Fig 1.
The Drosophila embryo as a model system for size homeostasis.
(A) Specification of embryonic stages over time; the red boxed region represents the time period of simulations [18]. (B) Summary of genetic perturbations simulated in this study. The wt genotype is engrailed>GAL4, UAS>GFP. The perturbations are crosses between the wt and UAS>CyclinE and UAS>dacapo lines, respectively. (C) Stage 11 embryo expressing GFP in the posterior compartment, stained for DE-cadherin to show cell boundaries. (D) High magnification image of simulation domain. (E, F) Data extracted from [14] demonstrating that compartment dimensions are robust to manipulations that change the number of cells. (G) Cell death, indicated by cleaved Drosophila death caspase-1 (DCP-1) antibody staining [19], is statistically more likely to occur in the front half of the posterior compartment in en>CycE embryos [14].
Fig 2.
Vertex model of posterior compartment dynamics during the last division cycle in the Drosophila embryonic epidermis.
(A) Snapshot of the initial tissue configuration for each simulation, with mechanical parameters in Eq (3) annotated. (B) Schematic diagram of a junctional rearrangement (T1 swap), a cell removal (T2 transition), and cell division in the vertex model. Numbers indicate cell indices. (C) Snapshot of a wt simulation at the final time point, once all cell divisions have occurred, with annotation for the front and back halves of the P compartment. Parameter values are listed in Table 1.
Table 1.
Description of non-dimensionalized parameter values used in our simulations.
Fig 3.
Compartment size control can emerge from passive mechanical forces.
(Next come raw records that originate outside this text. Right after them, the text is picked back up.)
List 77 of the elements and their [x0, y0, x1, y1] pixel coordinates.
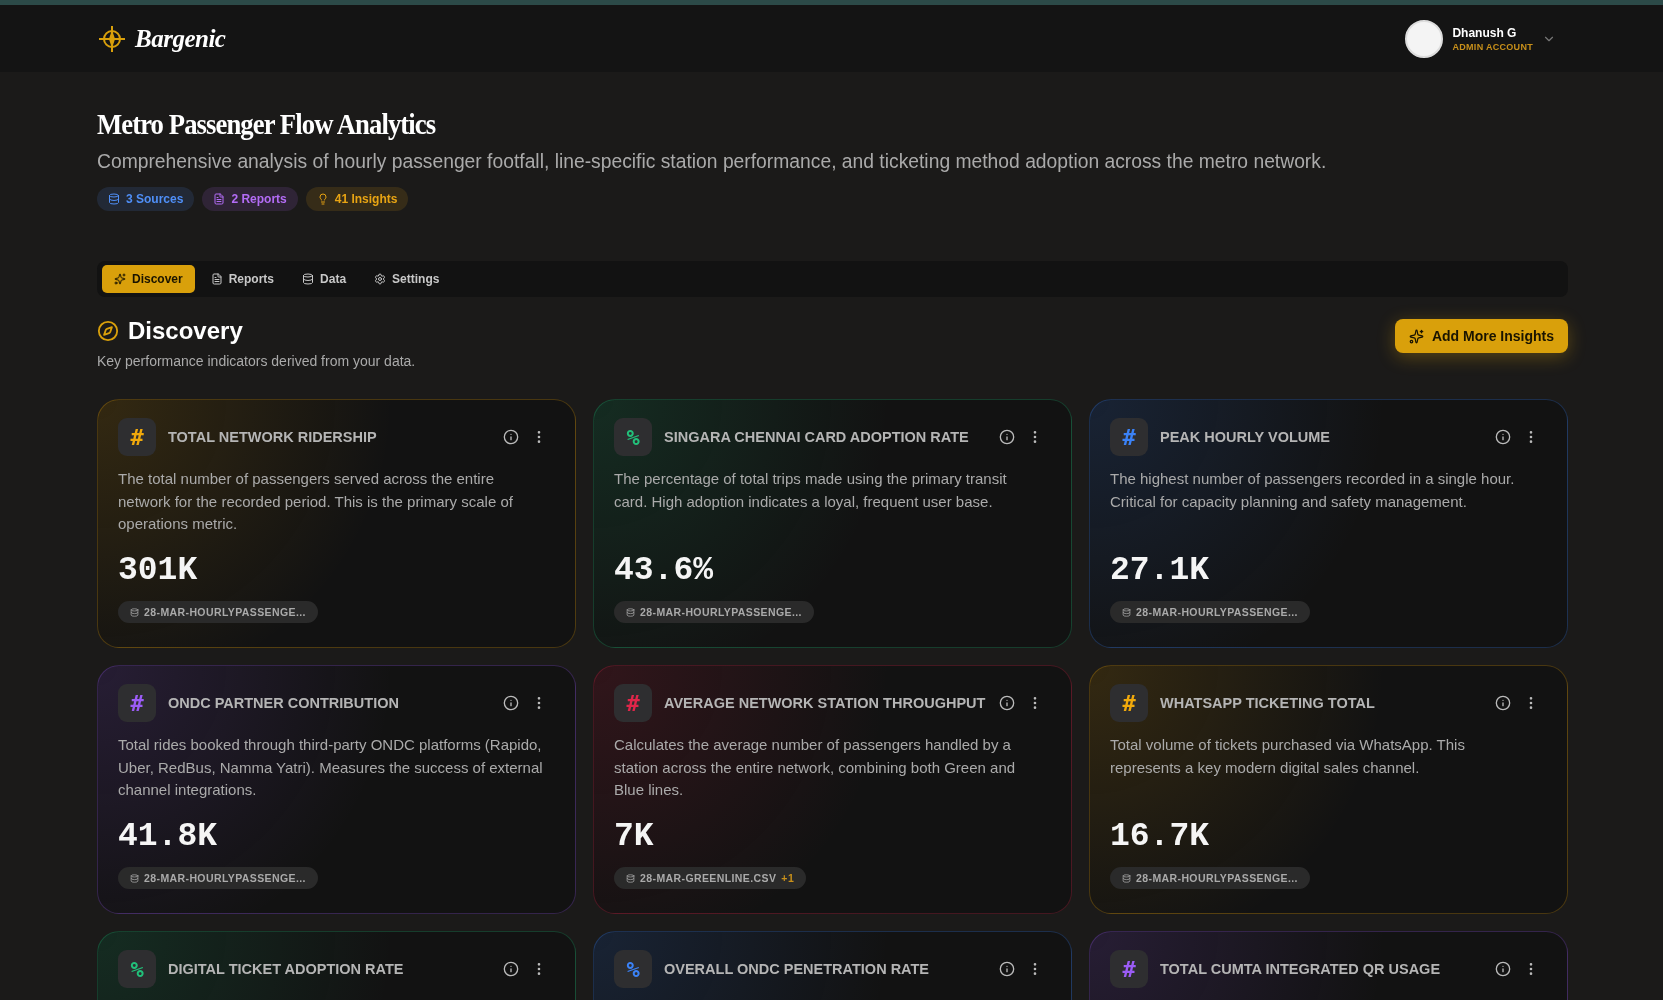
- metric-symbol: #: [1122, 690, 1136, 716]
- database-icon: [130, 873, 139, 883]
- metric-symbol: %: [130, 956, 144, 982]
- metric-title: PEAK HOURLY VOLUME: [1160, 429, 1331, 445]
- count-badge: 3 Sources: [97, 187, 195, 211]
- database-icon: [626, 607, 635, 617]
- tab[interactable]: Reports: [198, 265, 287, 293]
- user-name: Dhanush G: [1452, 25, 1518, 40]
- metric-title: SINGARA CHENNAI CARD ADOPTION RATE: [664, 429, 970, 445]
- metric-description: Total volume of tickets purchased via WhatsApp. This represents a key modern digital sales channel.: [1110, 735, 1466, 778]
- section-title: Discovery: [128, 317, 243, 345]
- metric-symbol: #: [626, 690, 640, 716]
- metric-title: WHATSAPP TICKETING TOTAL: [1160, 695, 1376, 711]
- compass-icon: [97, 320, 119, 342]
- metric-title: AVERAGE NETWORK STATION THROUGHPUT: [664, 695, 987, 711]
- metric-value: 16.7K: [1110, 818, 1211, 855]
- database-icon: [626, 873, 635, 883]
- metric-title: DIGITAL TICKET ADOPTION RATE: [168, 961, 405, 977]
- database-icon: [130, 607, 139, 617]
- add-insights-button[interactable]: Add More Insights: [1394, 319, 1568, 353]
- info-icon[interactable]: [503, 961, 519, 977]
- page-subtitle: Comprehensive analysis of hourly passenger footfall, line-specific station performance, and ticketing method adoption across the metro network.: [97, 151, 1328, 173]
- document-icon: [213, 193, 226, 205]
- metric-description: Calculates the average number of passengers handled by a station across the entire network, combining both Green and Blue lines.: [614, 735, 1017, 800]
- database-icon: [1122, 873, 1131, 883]
- source-chip: 28-MAR-HOURLYPASSENGE...: [1110, 601, 1310, 623]
- section-subtitle: Key performance indicators derived from your data.: [97, 353, 416, 369]
- info-icon[interactable]: [999, 961, 1015, 977]
- count-badge: 41 Insights: [305, 187, 409, 211]
- source-chip: 28-MAR-GREENLINE.CSV +1: [614, 867, 807, 889]
- source-chip: 28-MAR-HOURLYPASSENGE...: [1110, 867, 1310, 889]
- database-icon: [302, 273, 315, 285]
- metric-description: Total rides booked through third-party ONDC platforms (Rapido, Uber, RedBus, Namma Yatri). Measures the success of external channel integrations.: [118, 735, 544, 800]
- metric-symbol: %: [626, 956, 640, 982]
- document-icon: [210, 273, 223, 285]
- info-icon[interactable]: [1495, 961, 1511, 977]
- sparkle-icon: [114, 273, 126, 285]
- metric-value: 41.8K: [118, 818, 219, 855]
- metric-title: TOTAL CUMTA INTEGRATED QR USAGE: [1160, 961, 1442, 977]
- metric-description: The highest number of passengers recorded in a single hour. Critical for capacity planning and safety management.: [1110, 469, 1516, 512]
- metric-value: 27.1K: [1110, 552, 1211, 589]
- logo-icon: [97, 23, 127, 54]
- info-icon[interactable]: [503, 695, 519, 711]
- gear-icon: [374, 273, 387, 285]
- sparkle-icon: [1408, 328, 1424, 344]
- metric-description: The percentage of total trips made using the primary transit card. High adoption indicates a loyal, frequent user base.: [614, 469, 1008, 512]
- tab[interactable]: Data: [290, 265, 359, 293]
- metric-description: The total number of passengers served across the entire network for the recorded period. This is the primary scale of operations metric.: [118, 469, 514, 534]
- metric-value: 43.6%: [614, 552, 715, 589]
- info-icon[interactable]: [999, 429, 1015, 445]
- user-role: ADMIN ACCOUNT: [1452, 41, 1533, 52]
- tab[interactable]: Settings: [362, 265, 452, 293]
- metric-symbol: %: [626, 424, 640, 450]
- info-icon[interactable]: [503, 429, 519, 445]
- metric-symbol: #: [1122, 956, 1136, 982]
- source-chip: 28-MAR-HOURLYPASSENGE...: [118, 867, 318, 889]
- lightbulb-icon: [316, 193, 329, 205]
- source-chip: 28-MAR-HOURLYPASSENGE...: [118, 601, 318, 623]
- metric-symbol: #: [1122, 424, 1136, 450]
- brand-name: Bargenic: [135, 24, 226, 53]
- database-icon: [1122, 607, 1131, 617]
- info-icon[interactable]: [1495, 695, 1511, 711]
- tab[interactable]: Discover: [102, 265, 195, 293]
- metric-title: TOTAL NETWORK RIDERSHIP: [168, 429, 378, 445]
- metric-symbol: #: [130, 424, 144, 450]
- metric-title: OVERALL ONDC PENETRATION RATE: [664, 961, 931, 977]
- user-avatar[interactable]: [1405, 19, 1444, 58]
- info-icon[interactable]: [1495, 429, 1511, 445]
- source-chip: 28-MAR-HOURLYPASSENGE...: [614, 601, 814, 623]
- metric-value: 7K: [614, 818, 655, 855]
- metric-symbol: #: [130, 690, 144, 716]
- metric-title: ONDC PARTNER CONTRIBUTION: [168, 695, 400, 711]
- count-badge: 2 Reports: [202, 187, 298, 211]
- database-icon: [108, 193, 120, 205]
- page-title: Metro Passenger Flow Analytics: [97, 108, 437, 141]
- metric-value: 301K: [118, 552, 199, 589]
- info-icon[interactable]: [999, 695, 1015, 711]
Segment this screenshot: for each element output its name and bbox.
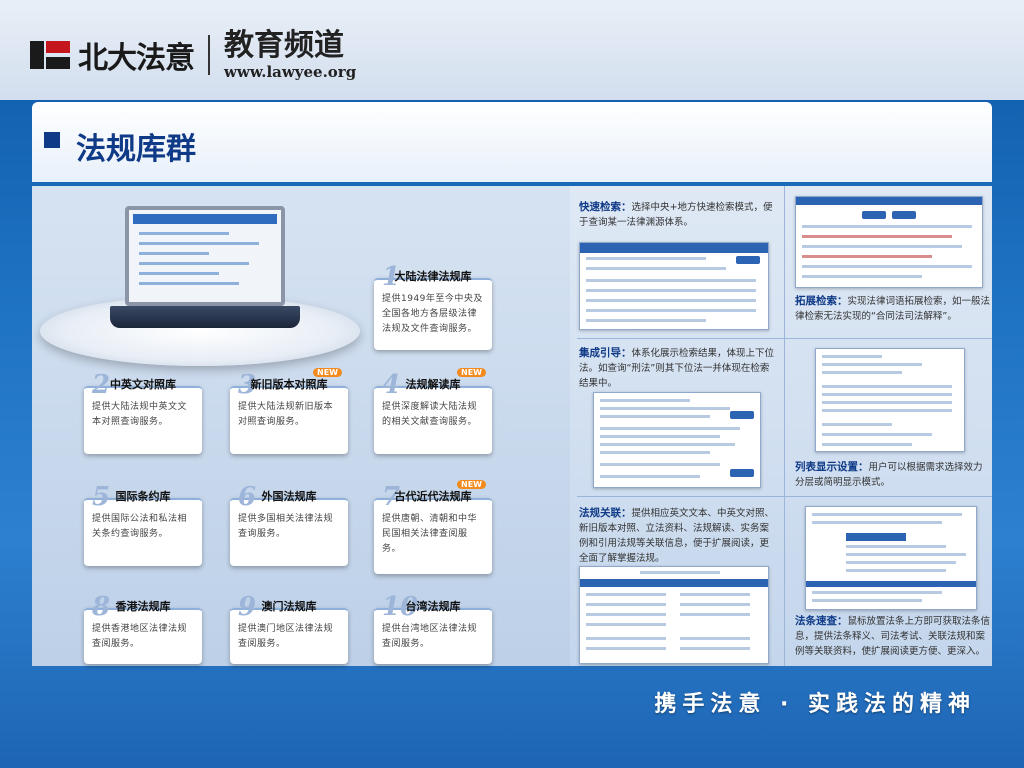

(A) Snapshots of wt, en>dap and en>CycE simulations, each following the final round of division. Parameter values are listed in Table 1. (B) Comparison of simulated P compartment areas and cell numbers with observed values [14]. Mean values from 100 simulations are shown and error bars are standard deviations. (C) Variation of P compartment area (upper row) and cell number (middle row), and of the number of accumulated cell deaths in the en>CycE perturbation over 100 simulations in the front and back halves of the P compartment (lower row), as each mechanical parameter is varied individually, holding all other parameters at their values listed in Table 1. Shaded areas in (B) and (C) mark the ranges of experimentally observed values and are added for reference (see main text for details).
Fig 4.
Spatial regulation of mechanical cell properties can induce asymmetry of cell death occurrence inside posterior compartments.
(A) Schematic of the distinct forms of mechanical asymmetries considered in this work. (B) Snapshot of final configuration of simulations for each considered perturbation. (C) Comparison of P compartment areas and cell numbers for each of the considered perturbations with experimental values. Mean values from 100 simulations are shown and error bars are standard deviations. Parameter values are given in Table 1 and in the main text. Shaded areas mark the ranges of experimentally observed values and are added for reference and comparison with Fig 3, S1 and S2 Figs. (D) Comparison of accumulated number cell deaths over 100 simulations in the front and back halves of the P compartment for each of the considered perturbations.
Fig 5.
Sensitivity of P compartment size and cell number to asymmetry.
Variation of P compartment area (upper row) and cell number (middle row), and of the number of accumulated cell deaths over 100 simulations in the front and back halves of the P compartment (lower row), as the asymmetry parameters λA, λl, and λp are varied individually while holding all other parameters at their values listed in Table 1. Shaded areas are added for comparison with Figs 3 and 5.
Fig 6.
Differential growth and mechanical regulation generate distinct distributions of cell shapes.
Distributions of cell areas (row 1), cell perimeters (row 2), cell edge lengths (row 3), and cell elongations (row 4) for the wt simulations of each scenario of cellular asymmetry. We distinguish distributions for all cells in the posterior compartment (‘All’), for cells the cells in the front half (‘Front’), and cells the back half (‘Back’).
Fig 7.
Cell area distributions in the en>dap and en>CycE perturbations are multimodal.
Distributions of cell areas for each perturbation of cell division events (wt, en>dap and en>CycE) and each scenario of cellular asymmetry. Cell areas are recorded at the end of each simulation and error bars denote standard deviations across 100 simulations. Parameter values are given in Table 1 and in the main text.
Fig 8.
Simulated laser ablation experiments allow discrimination between asymmetry scenarios.
Average initial vertex recoil velocities and total recoil distances across simulations of wt and perturbations. Error bars denote standard deviations across 100 simulations. Parameter values are given in Table 1 and in the main text.